U.S. Labor Secretary Tom Perez planned to hold a second round of talks with shipping company executives and union leaders for 20,000 dockworkers on Wednesday, seeking to broker a deal to end months of labor turmoil clogging cargo traffic at 29 West Coast ports.
Perez was sent to San Francisco as an emissary of President Barack Obama, who has come under mounting pressure to intervene in a conflict that has reverberated through the trans-Pacific commercial supply chain and, by some estimates, could cost the U.S. economy billions of dollars.
Steadily worsening cargo congestion that the union and shippers blame on each other has slowed freight traffic since October at the ports, which handle nearly half of all U.S. maritime trade and more than 70 percent of the nation's imports from Asia.
More recently, the shipping companies have sharply curtailed operations at the terminals, limiting the loading and unloading of cargo vessels to daytime shifts at the five busiest ports and to non-holiday weekdays only throughout the system.
Daytime work has continued in the dockyards, rail yards and terminal gates. Some smaller ports remained open to nighttime vessel operations as well.

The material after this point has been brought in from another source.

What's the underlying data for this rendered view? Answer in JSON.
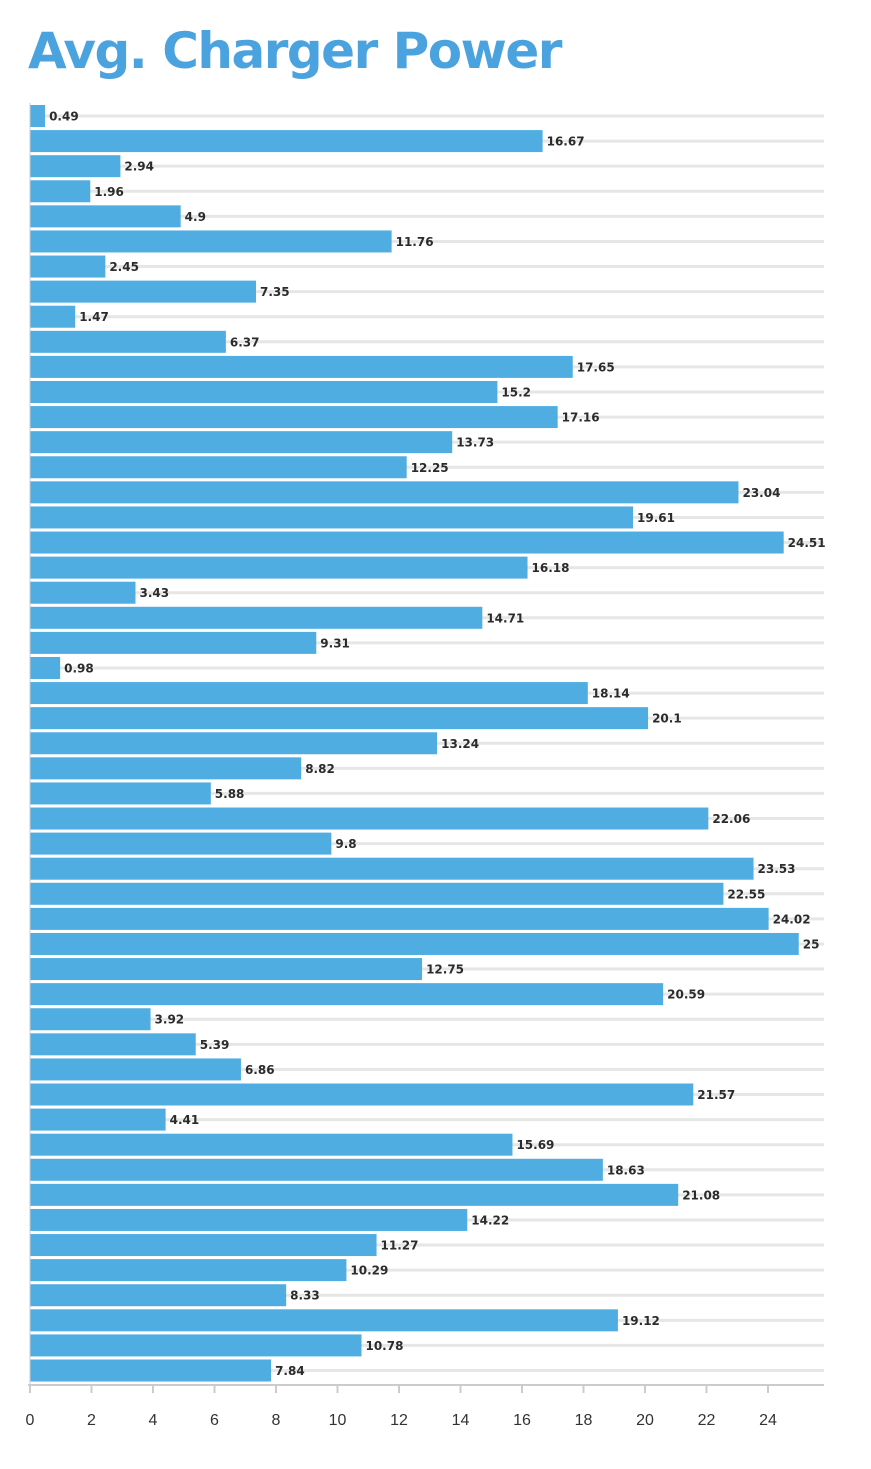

The union and shipping companies each accuse the other side of instigating the disruptions to gain leverage in contract negotiations that have dragged on for nine months, appearing to hit a roadblock in the last two weeks.
The bargaining agent for the shippers and terminal operators, the Pacific Maritime Association, has said talks hit a snag over a union demand for changes in the system of binding arbitration of contract disputes.

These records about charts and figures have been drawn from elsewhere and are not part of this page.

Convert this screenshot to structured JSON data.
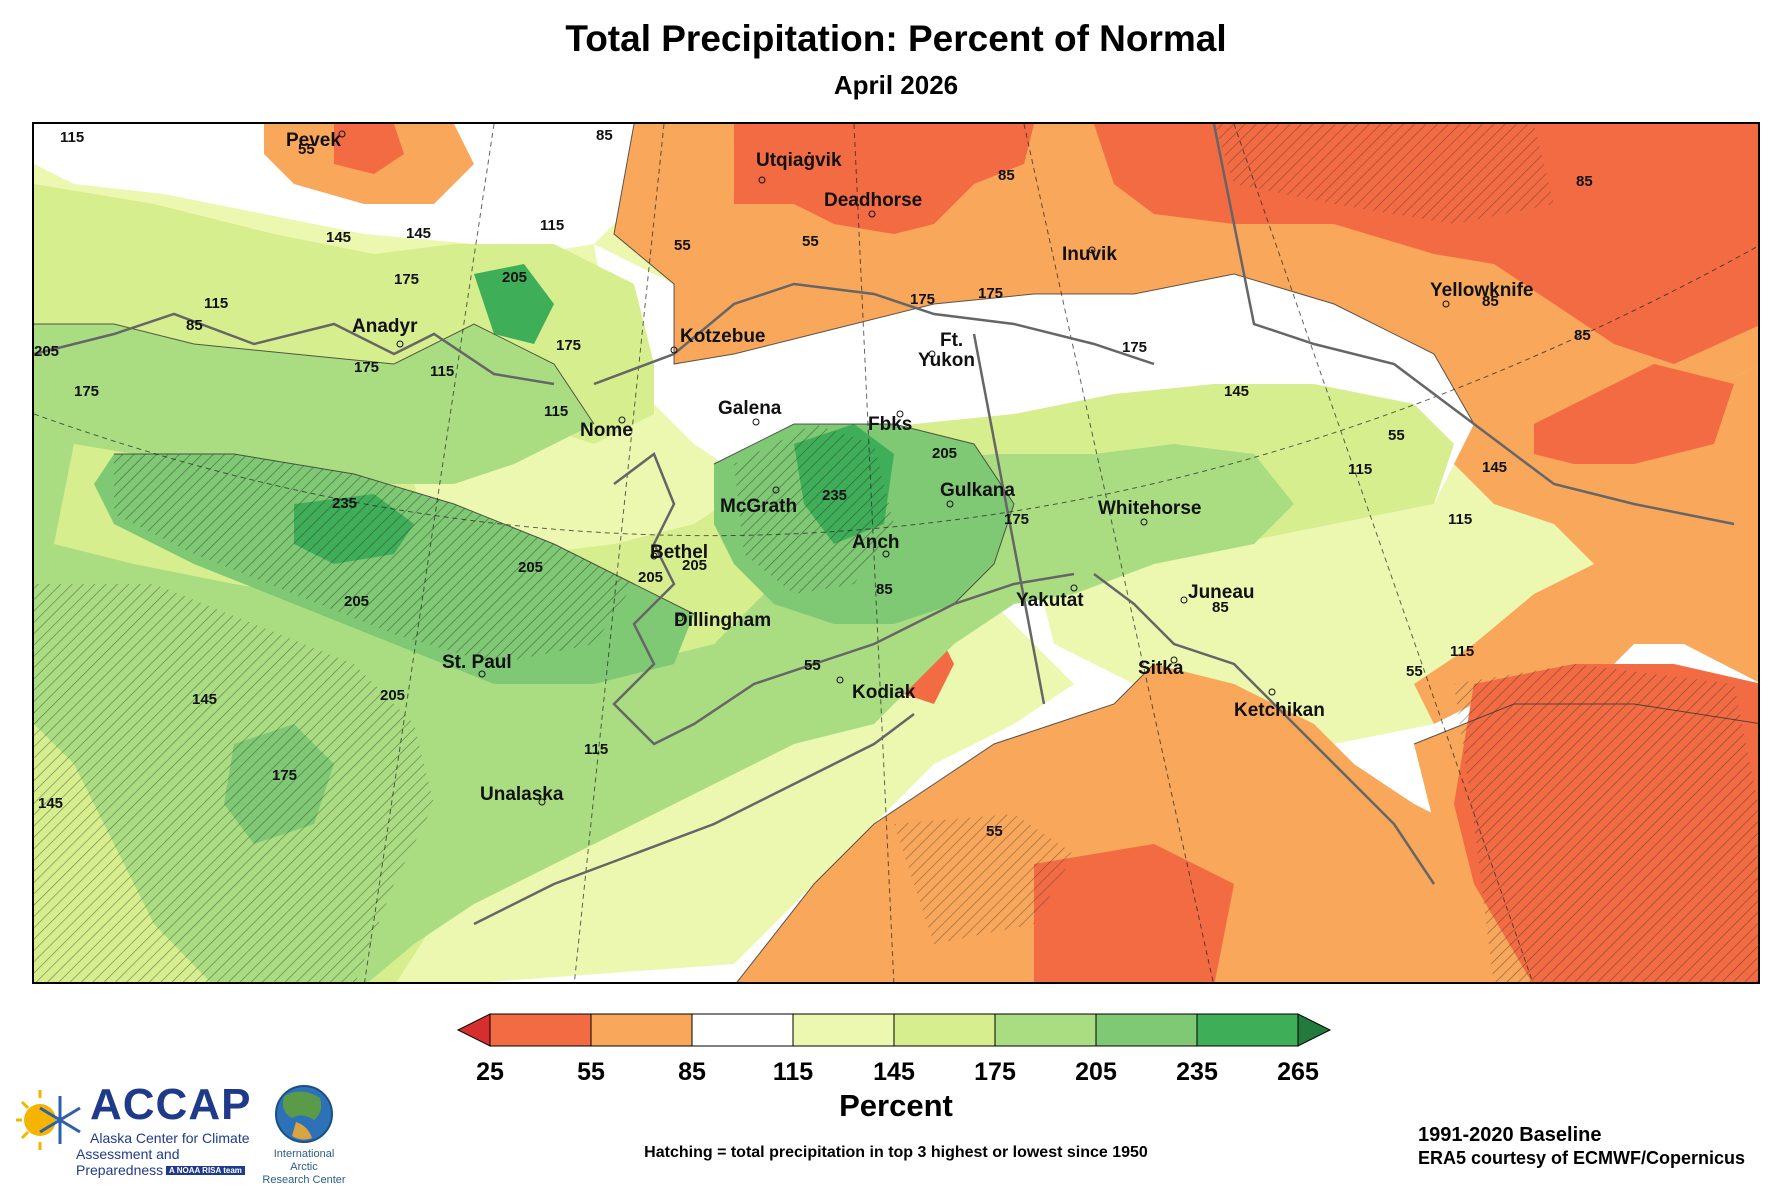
{
  "title": "Total Precipitation: Percent of Normal",
  "subtitle": "April 2026",
  "colorbar": {
    "ticks": [
      "25",
      "55",
      "85",
      "115",
      "145",
      "175",
      "205",
      "235",
      "265"
    ],
    "colors": [
      "#f26b43",
      "#f8a75b",
      "#ffffff",
      "#ecf7b0",
      "#d7ee8e",
      "#aadd82",
      "#7fc874",
      "#3fae58"
    ],
    "under_color": "#d62e2e",
    "over_color": "#237a3d",
    "unit_label": "Percent"
  },
  "cities": [
    "Pevek",
    "Utqiaġvik",
    "Deadhorse",
    "Inuvik",
    "Yellowknife",
    "Anadyr",
    "Kotzebue",
    "Ft.",
    "Yukon",
    "Nome",
    "Galena",
    "Fbks",
    "Gulkana",
    "McGrath",
    "Whitehorse",
    "Bethel",
    "Anch",
    "Yakutat",
    "Juneau",
    "Dillingham",
    "St. Paul",
    "Kodiak",
    "Sitka",
    "Ketchikan",
    "Unalaska"
  ],
  "contour_labels": [
    "115",
    "55",
    "85",
    "85",
    "145",
    "145",
    "115",
    "55",
    "85",
    "115",
    "55",
    "175",
    "205",
    "85",
    "115",
    "175",
    "205",
    "175",
    "175",
    "115",
    "175",
    "175",
    "145",
    "85",
    "85",
    "115",
    "145",
    "55",
    "205",
    "235",
    "205",
    "115",
    "205",
    "235",
    "205",
    "175",
    "175",
    "85",
    "205",
    "55",
    "145",
    "205",
    "115",
    "55",
    "175",
    "85",
    "145",
    "115",
    "55"
  ],
  "footer": {
    "hatching_note": "Hatching = total precipitation in top 3 highest or lowest since 1950",
    "baseline": "1991-2020 Baseline",
    "credit": "ERA5 courtesy of ECMWF/Copernicus"
  },
  "logos": {
    "accap_name": "ACCAP",
    "accap_line1": "Alaska Center for Climate",
    "accap_line2": "Assessment and Preparedness",
    "accap_tag": "A NOAA RISA team",
    "iarc_line1": "International Arctic",
    "iarc_line2": "Research Center"
  }
}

The International Longshore and Warehouse Union has insisted the two sides are near an accord.
Perez joined the talks for the first time on Tuesday, meeting separately with each party, then briefly with both sides together, sources familiar with the situation told Reuters.
"Secretary Perez made clear that the dispute has led to a very negative impact on the U.S. economy, and further delay risks tens of thousands of jobs and will cost American businesses hundreds of millions of dollars," Labor Department spokeswoman Xochitl Hinojosa said in a statement at day's end.

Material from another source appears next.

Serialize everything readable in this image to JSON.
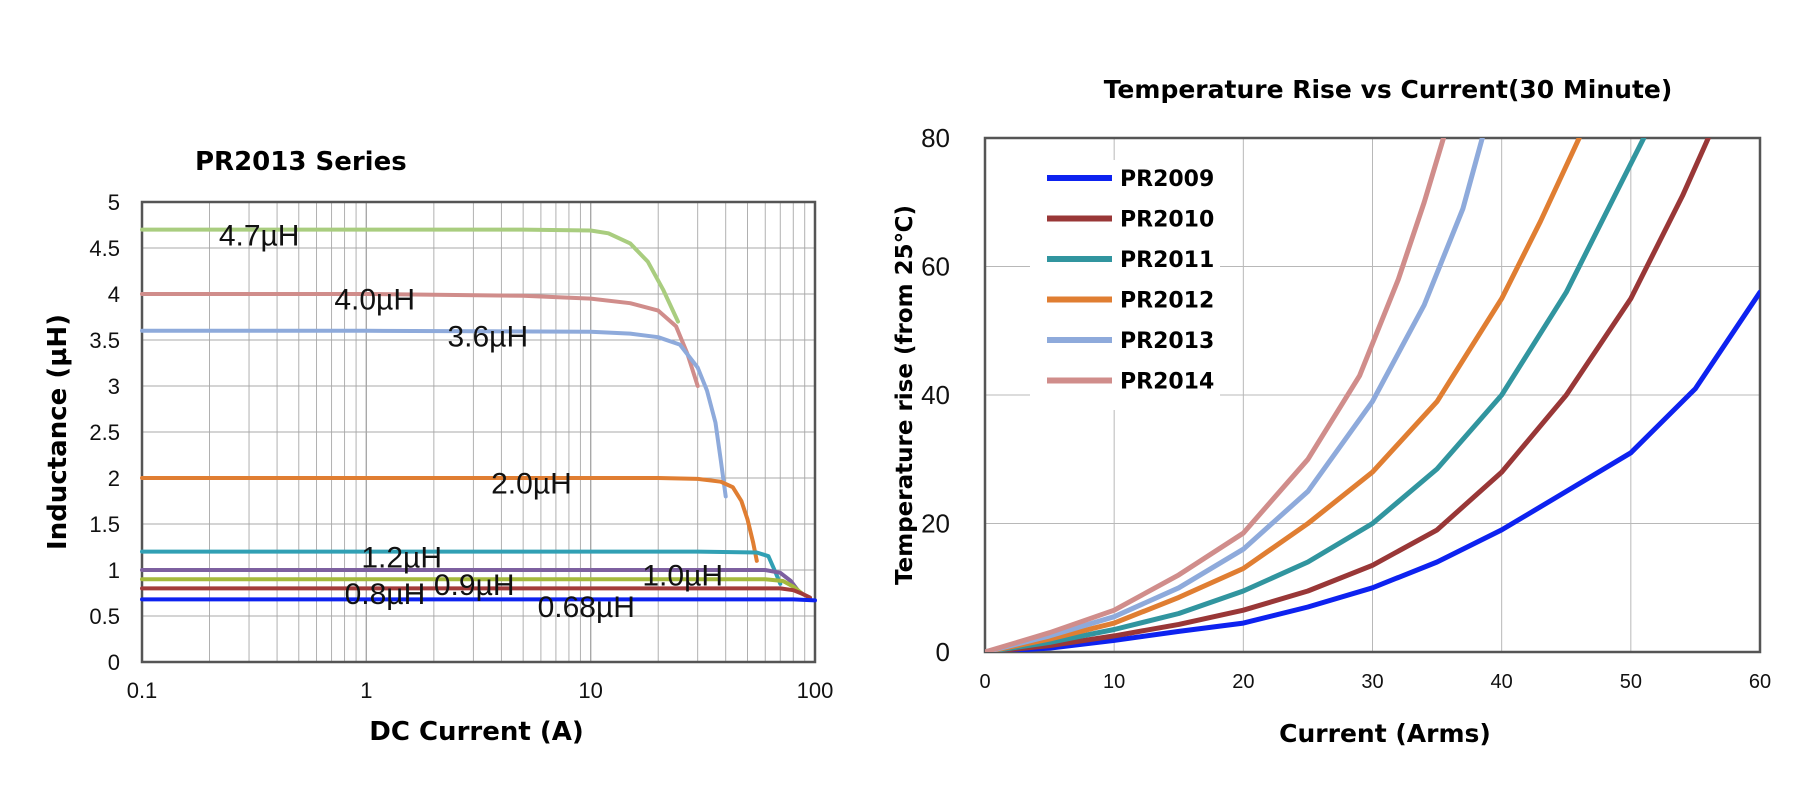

Perez urged the parties "to come to an immediate agreement to prevent further damage to our economy," she said.
More talks were scheduled for Wednesday.
The union and the PMA have declined public comment since agreeing last Friday to honor a news blackout requested by a federal mediator who joined the talks last month.
Effects of the port slowdowns have rippled through the U.S. economy, extending to agriculture, manufacturing, retail and transportation.
The last time contract talks led to a full shutdown of the West Coast ports was in 2002, when the companies imposed a lockout that was lifted 10 days later under a court order sought by President George W. Bush.